Drake was a six-time national championship winner in Canadian college hockey, so he’d often draw a big audience for his presentations. But he’d also sit in and listen to others.
“The last time we attended clinics, which wasn’t that many years ago, together, he still was in the front row taking notes at age 78,” Hitchcock said. “Here’s this guy that should be sitting in the back row because you feel like he knows everything and he’s sitting in the darn front row taking notes and asking questions.”
Drake isn’t a household name to hockey fans, though his contributions mean he probably should be. Beyond his championships in 28 years at the University of Alberta, Drake influenced a generation of future NHL coaches, including Hitchcock, Mike Babcock and Barry Trotz, and will be honored for that Monday when he’s inducted into the Hockey Hall of Fame.
“The notoriety of John Wooden, that’s basically what he’s been to hockey in Canada with that kind of integrity and that kind of leadership and that kind of impact,” Babcock said. “Because he was at a Canadian university without the notoriety, he didn’t receive as much (credit) as his life’s work probably should’ve.”
Poor health kept Drake, 89, from attending his induction ceremony or speaking for this story, other than a message through Hall of Fame chairman Lanny McDonald that he was humbled by the honor.
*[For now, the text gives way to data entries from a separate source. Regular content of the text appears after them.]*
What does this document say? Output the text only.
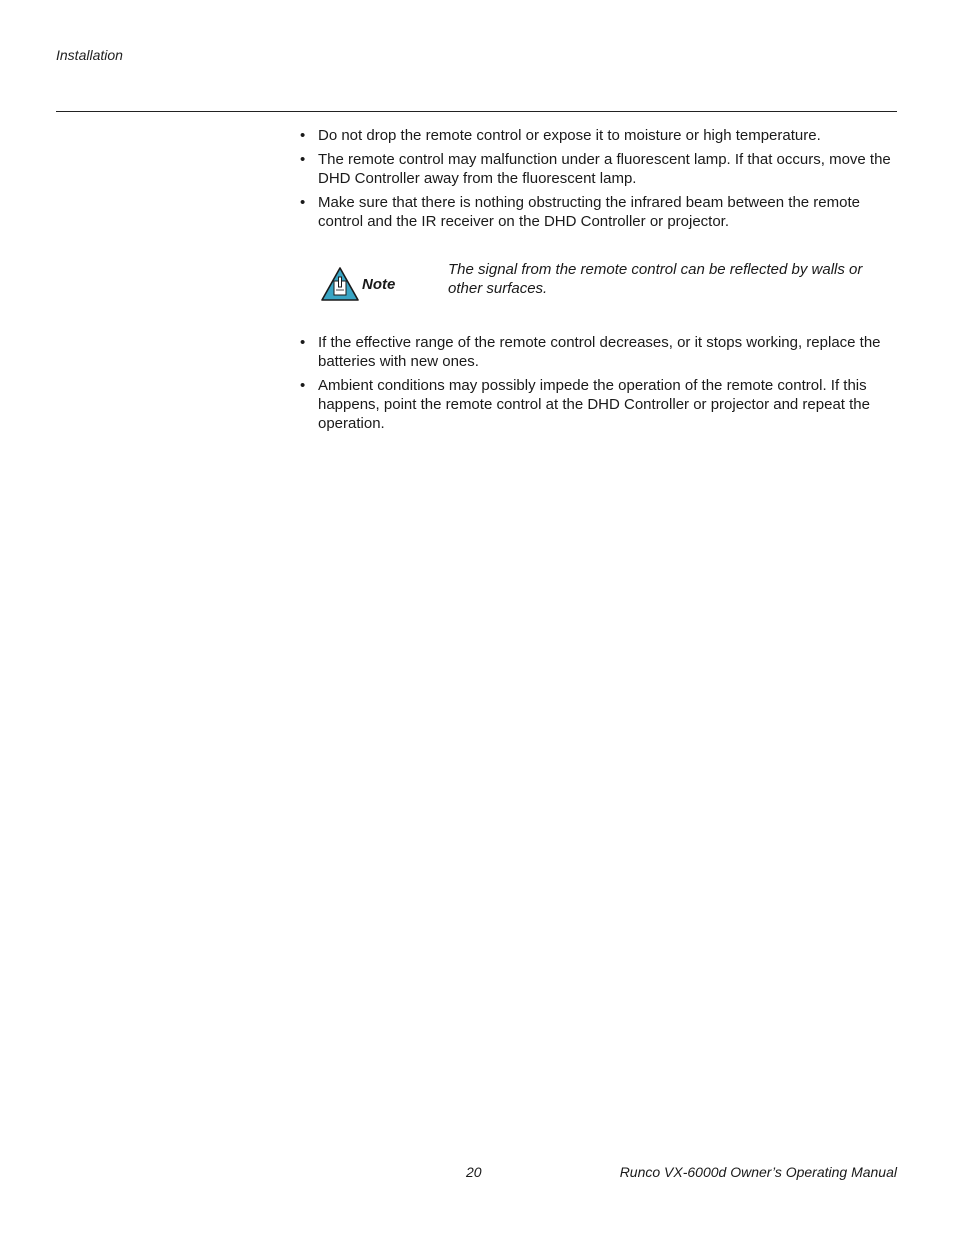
Installation
• Do not drop the remote control or expose it to moisture or high temperature.
• The remote control may malfunction under a fluorescent lamp. If that occurs, move the DHD Controller away from the fluorescent lamp.
• Make sure that there is nothing obstructing the infrared beam between the remote control and the IR receiver on the DHD Controller or projector.
Note
The signal from the remote control can be reflected by walls or other surfaces.
• If the effective range of the remote control decreases, or it stops working, replace the batteries with new ones.
• Ambient conditions may possibly impede the operation of the remote control. If this happens, point the remote control at the DHD Controller or projector and repeat the operation.
20	Runco VX-6000d Owner’s Operating Manual
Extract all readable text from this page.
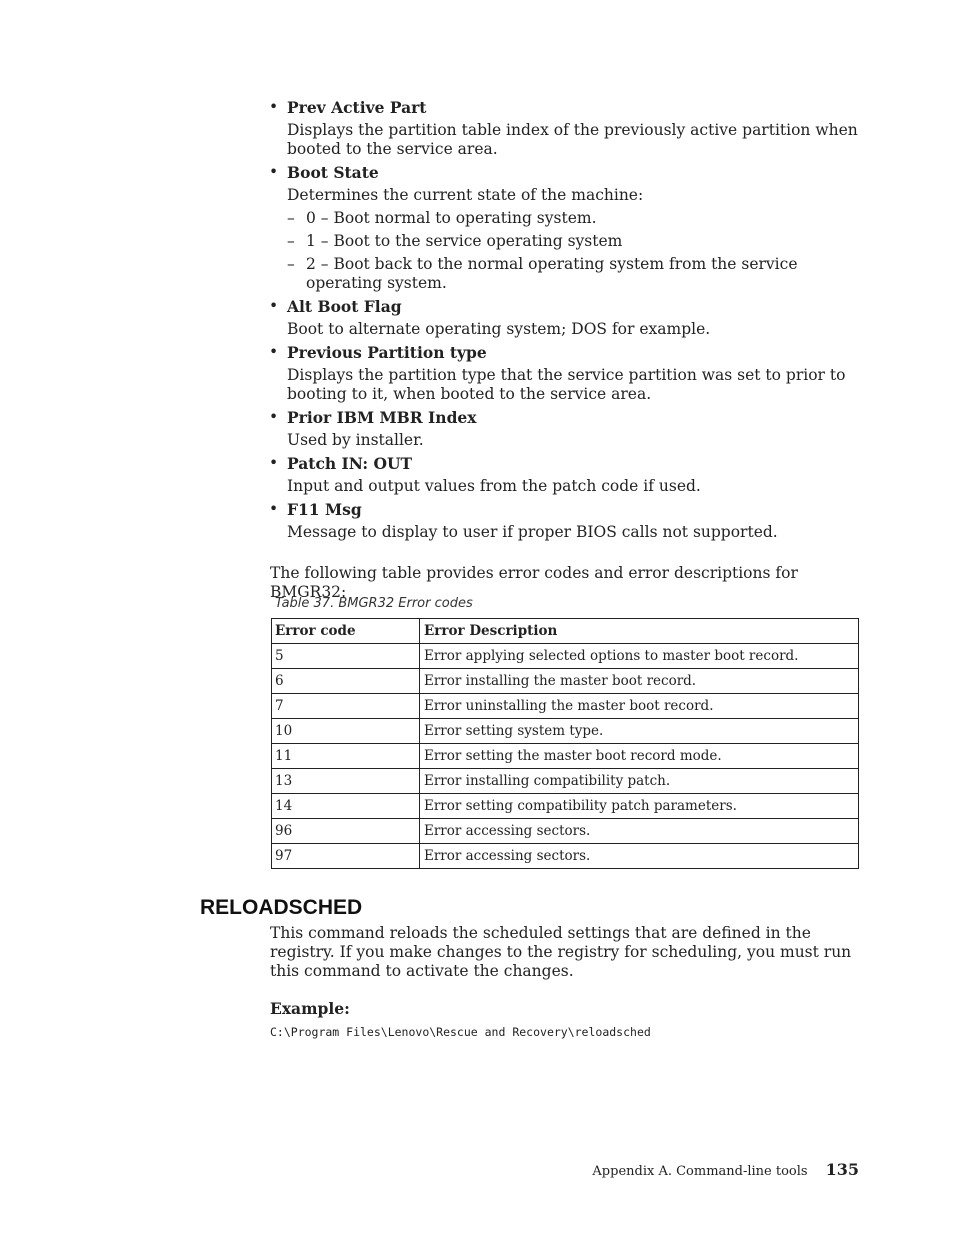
• Prev Active Part

Displays the partition table index of the previously active partition when booted to the service area.

• Boot State

Determines the current state of the machine:

– 0 – Boot normal to operating system.
– 1 – Boot to the service operating system
– 2 – Boot back to the normal operating system from the service operating system.
• Alt Boot Flag

Boot to alternate operating system; DOS for example.

• Previous Partition type

Displays the partition type that the service partition was set to prior to booting to it, when booted to the service area.

• Prior IBM MBR Index

Used by installer.

• Patch IN: OUT

Input and output values from the patch code if used.

• F11 Msg

Message to display to user if proper BIOS calls not supported.

The following table provides error codes and error descriptions for BMGR32:

Table 37. BMGR32 Error codes
Error code	Error Description
5	Error applying selected options to master boot record.
6	Error installing the master boot record.
7	Error uninstalling the master boot record.
10	Error setting system type.
11	Error setting the master boot record mode.
13	Error installing compatibility patch.
14	Error setting compatibility patch parameters.
96	Error accessing sectors.
97	Error accessing sectors.
RELOADSCHED

This command reloads the scheduled settings that are defined in the registry. If you make changes to the registry for scheduling, you must run this command to activate the changes.

Example:

C:\Program Files\Lenovo\Rescue and Recovery\reloadsched
Appendix A. Command-line tools 135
Throughout hockey, there are plenty of coaches eager to say the sport wouldn’t be where it’s at without Drake’s ideas, execution and willingness to share his secrets for the good of the industry.
“He shared everything he knew with you, and he used it all against you when he competed,” Hitchcock said. “You couldn’t find a guy that meant more to the game of hockey in Canada than Clare Drake.”
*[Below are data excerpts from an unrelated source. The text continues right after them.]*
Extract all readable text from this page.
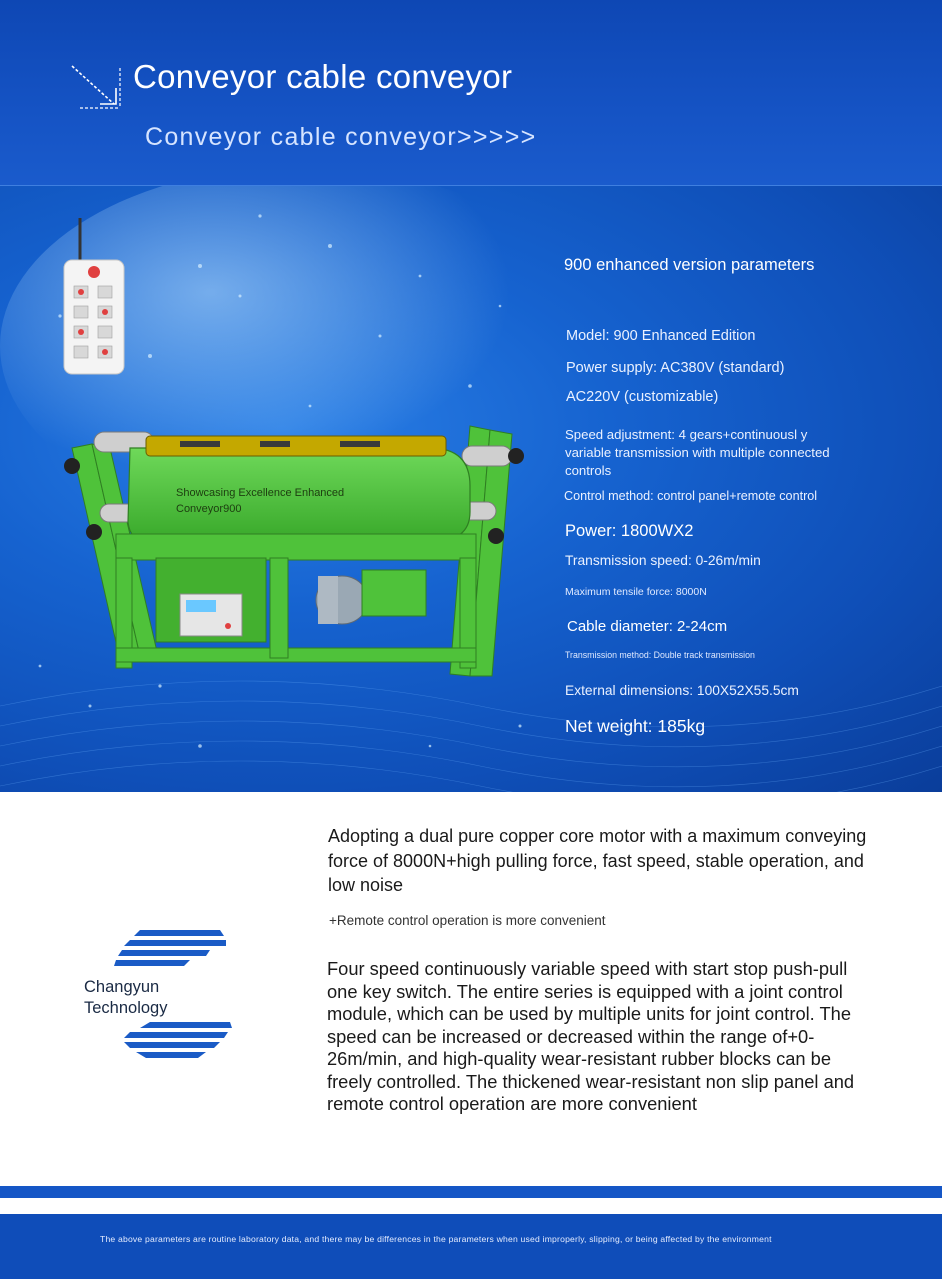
Conveyor cable conveyor
Conveyor cable conveyor>>>>>
Showcasing Excellence Enhanced
Conveyor900
900 enhanced version parameters
Model: 900 Enhanced Edition
Power supply: AC380V (standard)
AC220V (customizable)
Speed adjustment: 4 gears+continuousl y variable transmission with multiple connected controls
Control method: control panel+remote control
Power: 1800WX2
Transmission speed: 0-26m/min
Maximum tensile force: 8000N
Cable diameter: 2-24cm
Transmission method: Double track transmission
External dimensions: 100X52X55.5cm
Net weight: 185kg
Adopting a dual pure copper core motor with a maximum conveying force of 8000N+high pulling force, fast speed, stable operation, and low noise
+Remote control operation is more convenient
Four speed continuously variable speed with start stop push-pull one key switch. The entire series is equipped with a joint control module, which can be used by multiple units for joint control. The speed can be increased or decreased within the range of+0-26m/min, and high-quality wear-resistant rubber blocks can be freely controlled. The thickened wear-resistant non slip panel and remote control operation are more convenient
Changyun
Technology
The above parameters are routine laboratory data, and there may be differences in the parameters when used improperly, slipping, or being affected by the environment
Drake did all that despite spending just part of one season as a professional head coach, in 1975-76 with the Edmonton Oilers of the World Hockey Association, two in the NHL as a Winnipeg Jets assistant from 1989-91 and then one playoff run assisting Hitchcock with the Dallas Stars in 2001. He’s the only coach to win football and hockey national titles in the same year and has 17 Western Canadian championships.
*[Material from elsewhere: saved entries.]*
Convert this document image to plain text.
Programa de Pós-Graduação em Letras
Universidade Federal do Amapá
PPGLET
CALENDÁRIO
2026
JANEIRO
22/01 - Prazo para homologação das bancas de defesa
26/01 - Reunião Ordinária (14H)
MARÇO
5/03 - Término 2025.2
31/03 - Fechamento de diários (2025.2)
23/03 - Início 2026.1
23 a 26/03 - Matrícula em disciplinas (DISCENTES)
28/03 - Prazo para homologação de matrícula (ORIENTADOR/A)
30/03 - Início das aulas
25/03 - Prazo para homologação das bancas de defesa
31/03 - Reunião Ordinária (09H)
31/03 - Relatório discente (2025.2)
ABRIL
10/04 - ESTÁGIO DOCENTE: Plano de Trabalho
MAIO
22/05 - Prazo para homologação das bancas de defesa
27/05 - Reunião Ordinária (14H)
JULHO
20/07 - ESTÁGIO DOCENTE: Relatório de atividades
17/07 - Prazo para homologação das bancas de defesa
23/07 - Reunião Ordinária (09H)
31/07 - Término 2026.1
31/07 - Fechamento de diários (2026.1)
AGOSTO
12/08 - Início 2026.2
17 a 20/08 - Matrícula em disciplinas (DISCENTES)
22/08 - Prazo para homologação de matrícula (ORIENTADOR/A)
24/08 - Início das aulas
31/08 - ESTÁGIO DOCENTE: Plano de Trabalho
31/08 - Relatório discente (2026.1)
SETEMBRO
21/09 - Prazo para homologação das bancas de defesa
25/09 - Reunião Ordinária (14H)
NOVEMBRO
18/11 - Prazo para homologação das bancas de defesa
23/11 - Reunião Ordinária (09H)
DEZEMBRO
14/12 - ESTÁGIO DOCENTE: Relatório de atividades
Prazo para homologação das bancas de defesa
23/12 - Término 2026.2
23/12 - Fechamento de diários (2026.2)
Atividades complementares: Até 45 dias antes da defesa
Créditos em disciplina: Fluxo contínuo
“They ran out of wall space inside the rink for all the banners that he’s collected over the years,” Trotz said.
Trotz, now in his fourth season coaching the Washington Capitals and 15th in the NHL, credited Drake for implementing the pressure and speed style 20 years ago that most teams use now. Hitchcock, who’s back with Dallas after winning a Cup there in 1999, called Drake “the originator of unbelievable pressure on the puck.”
Part of what made Drake so innovative is that he was willing to go far and wide to incorporate new concepts. Howie Draper, now the women’s coach at the University of Alberta, did his thesis on Drake and called him “literally a professor of hockey.”
“He was one of the coaches that was more likely to look to other sports and sports science and the European style of hockey,” Draper said. “He had opportunities to go over and scout Russians, as an example, and he had done a lot of international travel, so he was able to grab from all those various disciplines, I guess, and apply them to the game here at home.”
Drake was such a fountain of knowledge that professional coaches made it a point to learn from him at summer clinics.
“I’d be hard-pressed to name a coach that coached in Western Canada that wouldn’t have been influenced by him one way or the other,” longtime NHL assistant Perry Pearn said. “For the guys in the West, he was kind of the guru that you always wanted to go to in terms of being able to further yourself and grow your knowledge of the game.”
That list not only features Babcock - a Stanley Cup winner with Detroit in 2008 who now coaches the Toronto Maple Leafs - along with Hitchcock and Trotz, but others like Willie Desjardins, George Kingston, Dave King and the late Wayne Fleming. Desjardins recalls only figuring out how to stop a play the Alberta Bears ran by copying it and watching how Drake defended it.
“He made you better because if you weren’t prepared, you certainly weren’t going to have a chance to win,” said Desjardins, who now coach of the Canadian Olympic team.
Success in the little-appreciated Canadian college ranks didn’t give Drake a coaching tree. What did was his willingness to go against the grain in a profession full of what Hitchcock called “hoarders” that previously kept tricks of the trade under lock and key.
“He wasn’t afraid to share all he had with everybody,” Babcock said. “That’s because he embraced lifelong learning and was going to figure out a better way to do it anyway.”